A packed sample is made up of individual smaller sequence length samples jammed together within
max_seq_len
. For example, if max_seq_len is 6 and there are varied length samples:tokens = [ [S1, S1, S1, S2, S2, pad], [S3, S3, S4, S4, pad, pad], ..., ]
To prevent cross-contamination, the following mask would be returned for the first pack in the example:
mask = [ [1, 0, 0, 0, 0, 0], [1, 1, 0, 0, 0, 0], [1, 1, 1, 0, 0, 0], [0, 0, 0, 1, 0, 0], [0, 0, 0, 1, 1, 0], [0, 0, 0, 0, 0, 1], ]
The position ids would be:
input_pos = [ [0, 1, 2, 0, 1, 2], [0, 1, 0, 1, 2, 3], ..., ]
The identity matrix is used in the mask for pad tokens instead of a causal mask. For position ids for pad tokens, we simply continue to increment from the previous sample normally.
- Parameters:
ds (Dataset) – dataset to sample pack. This should return a dictionary with field “tokens” and “labels” containing the tokenized and label samples.
max_seq_len (int) – Maximum number of tokens to pack
padding_idx (int) – padding index for the tokenizer. Default is 0.
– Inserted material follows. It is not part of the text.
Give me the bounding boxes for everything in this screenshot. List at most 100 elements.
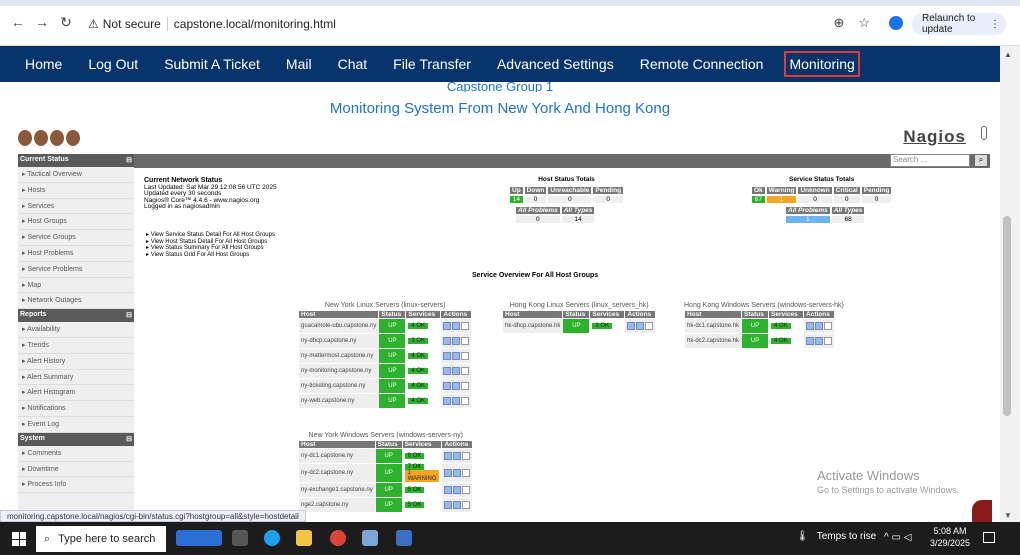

max_packs (Optional[int]) – Maximum number of packs. Default is None, which will create as many packs as possible.
split_across_pack (bool) – if the last sample in a pack does not fit in
max_seq_len
, split the sample into the next pack, or move it entirely to the beginning of the next pack. For pre-training, typically this is set to True for general text completion. For fine-tuning, typically this is set to False to avoid truncating sentences in instruct tuning. Default is False.